Les bourgeois, quant
à eux, constituaient une classe inférieure à celle des nobles. Mais le roi
les protégeait néanmoins contre les aristocrates et les marchands italiens
ou orientaux. Ces bourgeois étaient eux aussi Français pour la plupart.
Prospères, ils étaient au service du roi, qui leur donnait accès à la garde
royale ou à la charge de vicomte de Famagouste.

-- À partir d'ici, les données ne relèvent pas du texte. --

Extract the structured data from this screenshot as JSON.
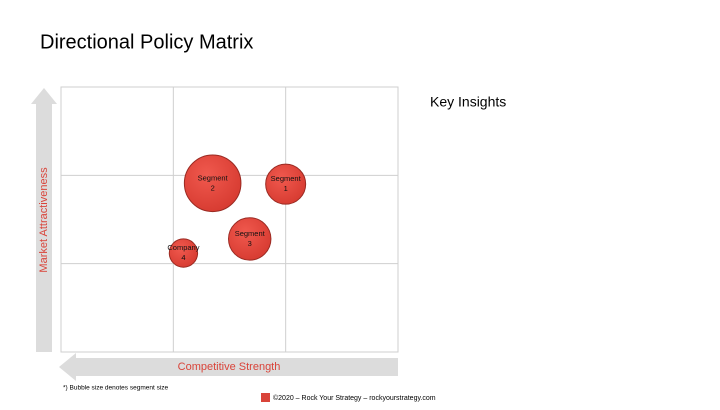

A côté de ces bourgeois, l’on
pouvait trouver des colonies italiennes ou espagnoles. Les Vénitiens, les
Génois, les Pisans disposaient à Famagouste de quartiers entiers auto
administrés sous l’autorité d’un consul général (un bayle pour le
Vénitiens (l’équivalent d’un bailli.), un podestat pour les Génois.).
Les villes de Montpellier et de Barcelone, qui appartenaient au roi
d’Aragon, jouaient un grand rôle dans le commerce avec Chypre.
En 1291, le rôle économique de
Chypre augmenta, les mamelouks ayant pris les ports francs de Syrie et de
Palestine. Les habitants de l’île menèrent à cette époque une vie fastueuse,
imitant les seigneurs et les marchands.
Les indigènes, à
Chypre, étaient de deux sortes.
Les premiers étaient les
marchands venus de Syrie, qui pouvaient être nestoriens, orthodoxes, au
autre. Les plus actifs d’entre eux étaient arabophones et francophones, et
jouaient le rôle de banquiers.
Les Grecs, quant à eux,
résidaient dans l’île. L’on pouvait distinguer trois catégories précises :
les parèques (presque des esclaves.), les perpiriens (sorte de
classe moyenne.), les clefthères (ils étaient des affranchis des
campagnes, et pouvaient s’introduire dans les rangs de la bourgeoisie. Ils
pouvaient aussi devenir nobles s’ils étaient militaires.). A noter qu’il n’y
eut pas de révolte de la population grecque à Chypre, contrairement à l’île
de Crète.
4° La religion à
Chypre – Pour les Grecs orthodoxes, le point le plus important était la
religion. Les Lusignan refusèrent cependant de convertir de force les
populations non catholiques de l’île (en 1359, le légat Pierre Thomas fut
expulsé pour prosélytisme.). D’ailleurs, les rois ne firent rien non plus
pour stopper le développement de la foi orthodoxe (à partir de 1441, ne
nombreux monastères furent construits sur l’île.).